The flaw in plaintiff's argument is that his "objection" was not an objection at all but a clear violation of policies put in place by his employer to address the very circumstances he observed. Defendant's employment manual addresses the operation of roulette tables, and the issue of past-posting is specifically addressed.

6. Past-posters generally take advantage of distractions. Pay particular attention to the wheelhead and the bottom of the layout. If you think you have been past-posted, notify your Casino Supervisor.

8. If you have any doubts or suspicions of any moves that are being made by a player, bring it to the attention of your Casino Supervisor immediately. Be alert for distractions such as spilled drinks, late bets, any individual wanting a change of color or blocking your view of the layout.

[Atlantic City Hilton Casino Resort, Roulette Manual 21 (April, 1992) (Emphasis added).]

No notification took place, and Roller only appeared on the scene after the patrons and plaintiff had exchanged words. The only indicia of "objecting" or reporting to the employer was plaintiff's actions in moving the patron's cheques and hand away from the table. We do not perceive touching a patron as satisfying the element of establishing "whistle-blowing" conduct as referred by N.J.S.A. 34:19-3(c). In fact, we have previously rejected such conduct as legitimate objection under analogous circumstances.

In Haworth v. Deborah Heart and Lung Ctr., 271 N.J. Super. 502, 503 (App. Div. 1994), plaintiff worked in defendant's blood bank. Plaintiff devised a new procedure for conducting blood samples in preparation for surgery. Although he conceded that the current system worked well, he developed the new procedure because of understaffing and clerical problems in the hospital. Despite the plaintiff's knowledge of these possible problems, he "never expressed his concern in writing to hospital officials. Nor did he apprise accrediting agencies of the pitfalls in the hospital's blood sampling practices, although he met various inspectors on several occasions." Id. at 504. Then, after an argument with his supervisor, "on other subjects, plaintiff returned to the blood bank and, without telling anyone, took an entire rack of patient blood samples and tossed it into a waste bin. Blood samples for 15 patients, including infants, whose surgery was imminent, were destroyed." Ibid.

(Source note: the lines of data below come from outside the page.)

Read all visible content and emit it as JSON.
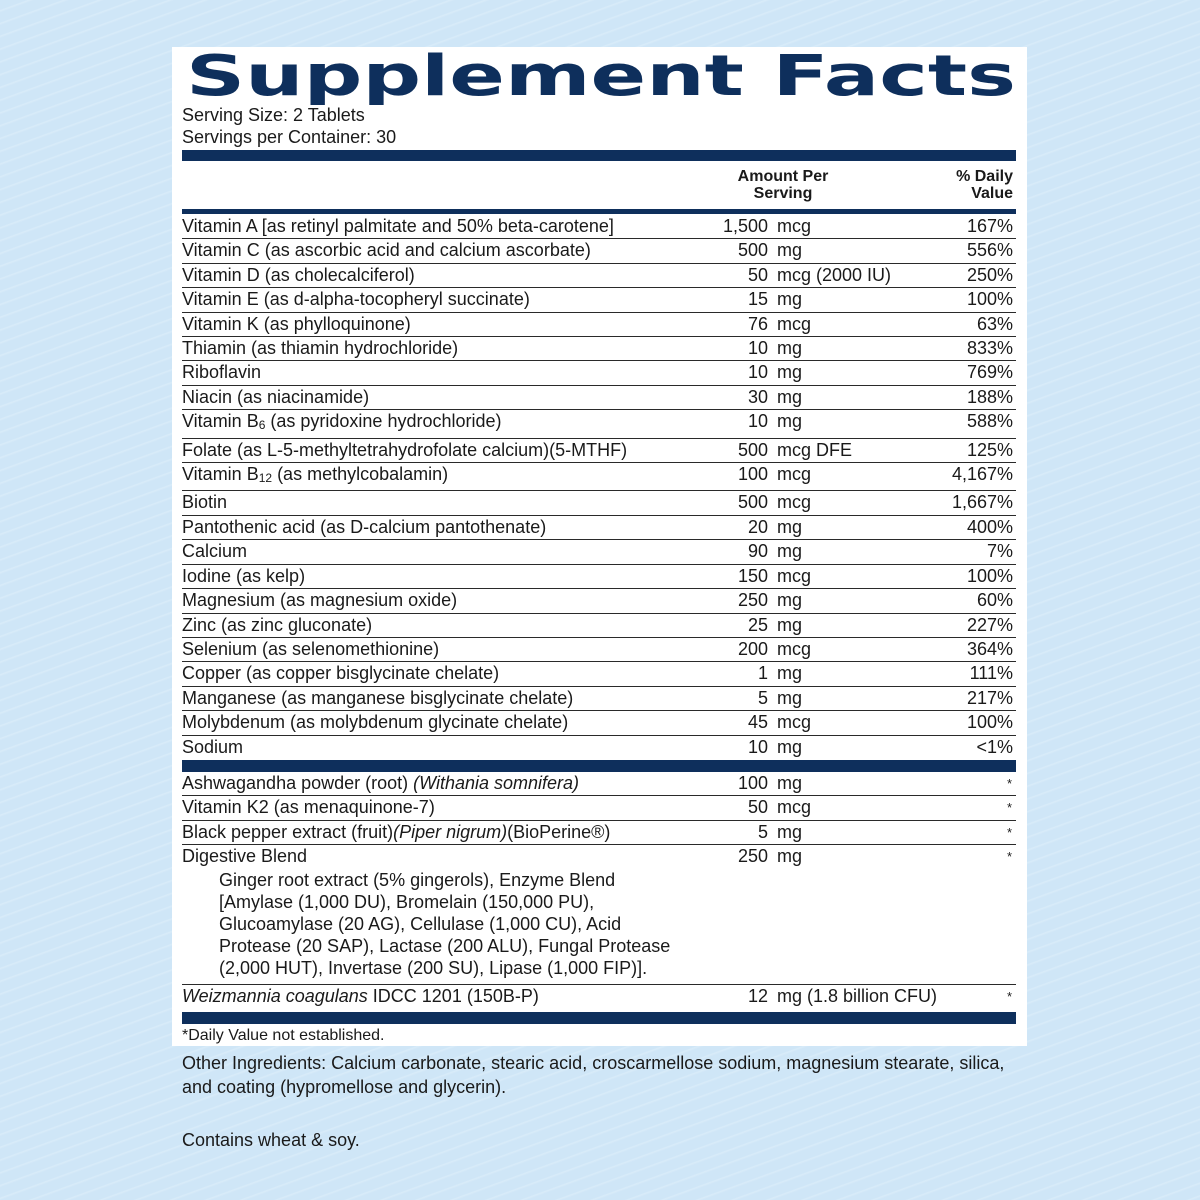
{
  "header": {
    "title": "Supplement Facts",
    "serving_size": "Serving Size: 2 Tablets",
    "servings_per_container": "Servings per Container: 30"
  },
  "table": {
    "columns": {
      "amount": "Amount Per Serving",
      "dv": "% Daily Value"
    },
    "sections": [
      {
        "rows": [
          {
            "name": "Vitamin A [as retinyl palmitate and 50% beta-carotene]",
            "amount": "1,500",
            "unit": "mcg",
            "dv": "167%"
          },
          {
            "name": "Vitamin C (as ascorbic acid and calcium ascorbate)",
            "amount": "500",
            "unit": "mg",
            "dv": "556%"
          },
          {
            "name": "Vitamin D (as cholecalciferol)",
            "amount": "50",
            "unit": "mcg (2000 IU)",
            "dv": "250%"
          },
          {
            "name": "Vitamin E (as d-alpha-tocopheryl succinate)",
            "amount": "15",
            "unit": "mg",
            "dv": "100%"
          },
          {
            "name": "Vitamin K (as phylloquinone)",
            "amount": "76",
            "unit": "mcg",
            "dv": "63%"
          },
          {
            "name": "Thiamin (as thiamin hydrochloride)",
            "amount": "10",
            "unit": "mg",
            "dv": "833%"
          },
          {
            "name": "Riboflavin",
            "amount": "10",
            "unit": "mg",
            "dv": "769%"
          },
          {
            "name": "Niacin (as niacinamide)",
            "amount": "30",
            "unit": "mg",
            "dv": "188%"
          },
          {
            "name": [
              {
                "text": "Vitamin B"
              },
              {
                "text": "6",
                "sub": true
              },
              {
                "text": " (as pyridoxine hydrochloride)"
              }
            ],
            "amount": "10",
            "unit": "mg",
            "dv": "588%"
          },
          {
            "name": "Folate (as L-5-methyltetrahydrofolate calcium)(5-MTHF)",
            "amount": "500",
            "unit": "mcg DFE",
            "dv": "125%"
          },
          {
            "name": [
              {
                "text": "Vitamin B"
              },
              {
                "text": "12",
                "sub": true
              },
              {
                "text": " (as methylcobalamin)"
              }
            ],
            "amount": "100",
            "unit": "mcg",
            "dv": "4,167%"
          },
          {
            "name": "Biotin",
            "amount": "500",
            "unit": "mcg",
            "dv": "1,667%"
          },
          {
            "name": "Pantothenic acid (as D-calcium pantothenate)",
            "amount": "20",
            "unit": "mg",
            "dv": "400%"
          },
          {
            "name": "Calcium",
            "amount": "90",
            "unit": "mg",
            "dv": "7%"
          },
          {
            "name": "Iodine (as kelp)",
            "amount": "150",
            "unit": "mcg",
            "dv": "100%"
          },
          {
            "name": "Magnesium (as magnesium oxide)",
            "amount": "250",
            "unit": "mg",
            "dv": "60%"
          },
          {
            "name": "Zinc (as zinc gluconate)",
            "amount": "25",
            "unit": "mg",
            "dv": "227%"
          },
          {
            "name": "Selenium (as selenomethionine)",
            "amount": "200",
            "unit": "mcg",
            "dv": "364%"
          },
          {
            "name": "Copper (as copper bisglycinate chelate)",
            "amount": "1",
            "unit": "mg",
            "dv": "111%"
          },
          {
            "name": "Manganese (as manganese bisglycinate chelate)",
            "amount": "5",
            "unit": "mg",
            "dv": "217%"
          },
          {
            "name": "Molybdenum (as molybdenum glycinate chelate)",
            "amount": "45",
            "unit": "mcg",
            "dv": "100%"
          },
          {
            "name": "Sodium",
            "amount": "10",
            "unit": "mg",
            "dv": "<1%"
          }
        ]
      },
      {
        "rows": [
          {
            "name": [
              {
                "text": "Ashwagandha powder (root) "
              },
              {
                "text": "(Withania somnifera)",
                "italic": true
              }
            ],
            "amount": "100",
            "unit": "mg",
            "dv": "*"
          },
          {
            "name": "Vitamin K2 (as menaquinone-7)",
            "amount": "50",
            "unit": "mcg",
            "dv": "*"
          },
          {
            "name": [
              {
                "text": "Black pepper extract (fruit)"
              },
              {
                "text": "(Piper nigrum)",
                "italic": true
              },
              {
                "text": "(BioPerine®)"
              }
            ],
            "amount": "5",
            "unit": "mg",
            "dv": "*"
          },
          {
            "name": "Digestive Blend",
            "amount": "250",
            "unit": "mg",
            "dv": "*",
            "detail": "Ginger root extract (5% gingerols), Enzyme Blend [Amylase (1,000 DU), Bromelain (150,000 PU), Glucoamylase (20 AG), Cellulase (1,000 CU), Acid Protease (20 SAP), Lactase (200 ALU), Fungal Protease (2,000 HUT), Invertase (200 SU), Lipase (1,000 FIP)]."
          },
          {
            "name": [
              {
                "text": "Weizmannia coagulans",
                "italic": true
              },
              {
                "text": " IDCC 1201 (150B-P)"
              }
            ],
            "amount": "12",
            "unit": "mg (1.8 billion CFU)",
            "dv": "*"
          }
        ]
      }
    ],
    "footnote": "*Daily Value not established."
  },
  "other_ingredients": "Other Ingredients: Calcium carbonate, stearic acid, croscarmellose sodium, magnesium stearate, silica, and coating  (hypromellose and glycerin).",
  "allergens": "Contains wheat & soy."
}
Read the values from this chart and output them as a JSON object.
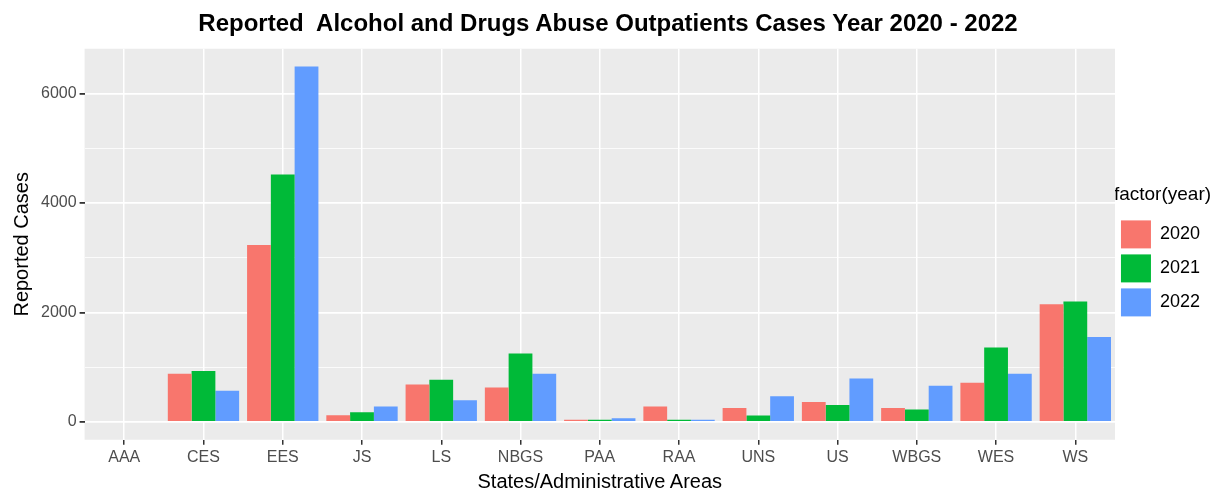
{
  "chart_data": {
    "type": "bar",
    "title": "Reported  Alcohol and Drugs Abuse Outpatients Cases Year 2020 - 2022",
    "xlabel": "States/Administrative Areas",
    "ylabel": "Reported Cases",
    "legend_title": "factor(year)",
    "legend": "right",
    "grid": true,
    "categories": [
      "AAA",
      "CES",
      "EES",
      "JS",
      "LS",
      "NBGS",
      "PAA",
      "RAA",
      "UNS",
      "US",
      "WBGS",
      "WES",
      "WS"
    ],
    "series": [
      {
        "name": "2020",
        "color": "#f8766d",
        "values": [
          0,
          880,
          3230,
          125,
          685,
          630,
          40,
          285,
          255,
          365,
          255,
          715,
          2150
        ]
      },
      {
        "name": "2021",
        "color": "#00ba38",
        "values": [
          0,
          930,
          4520,
          180,
          770,
          1250,
          40,
          40,
          120,
          310,
          230,
          1360,
          2200
        ]
      },
      {
        "name": "2022",
        "color": "#619cff",
        "values": [
          0,
          570,
          6490,
          285,
          395,
          880,
          70,
          40,
          470,
          795,
          660,
          880,
          1550
        ]
      }
    ],
    "ylim": [
      -325,
      6815
    ],
    "yticks": [
      0,
      {
        "value": 1000,
        "label": null
      },
      2000,
      {
        "value": 3000,
        "label": null
      },
      4000,
      {
        "value": 5000,
        "label": null
      },
      6000
    ]
  }
}
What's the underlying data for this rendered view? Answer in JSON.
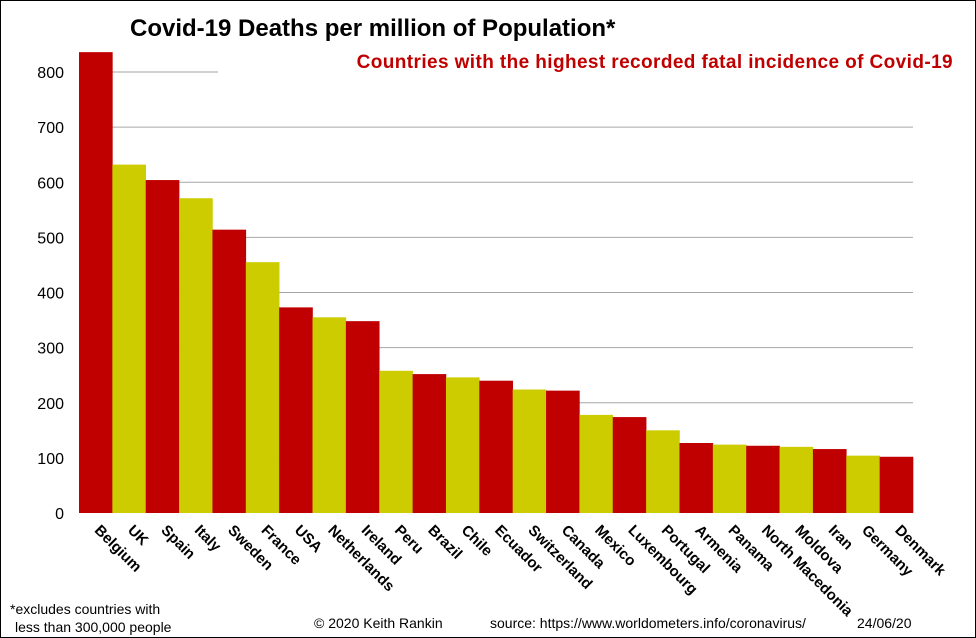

The Law Division ruled that "plaintiff's destructive behavior, even if communicative, was not of a type protected by CEPA" and granted defendant's motion for summary judgment. Id. at 503. We affirmed, and in language particularly applicable here, we said:

Both the statutory protection and the common law remedy have limits. For example, no reasonable person would suggest that a hospital administrator could physically assault a physician because of his concern with the doctor's competency. Nor would it be reasonable for a hospital employee to damage or destroy medical equipment because of his belief that a particular mode of treatment is improper or unethical. Certainly violence has no sanctuary in the statutory or common law remedy and the unilateral destruction of property cannot masquerade under the guise of advocacy or protest. We do not suggest that CEPA provides protection to an employee only where the least intrusive method is used to object to an employer's practices or procedures. Nevertheless, the statutory scheme cannot be read so broadly as to provide blanket immunity to an employee for assaultive or destructive conduct, however well intended. [Haworth, supra, 271 at 505-06. (emphasis added).]

As we have noted, defendant has procedures in place to address the very concern expressed by plaintiff. His termination was not based on his "objection" to cheating but on violations of defendant's policies coupled with behavior in touching the patron. In a highly regulated service industry such as the casino industry, cheating cannot be countenanced and neither can inappropriate conduct on the part of employee engaged in dealing with the public.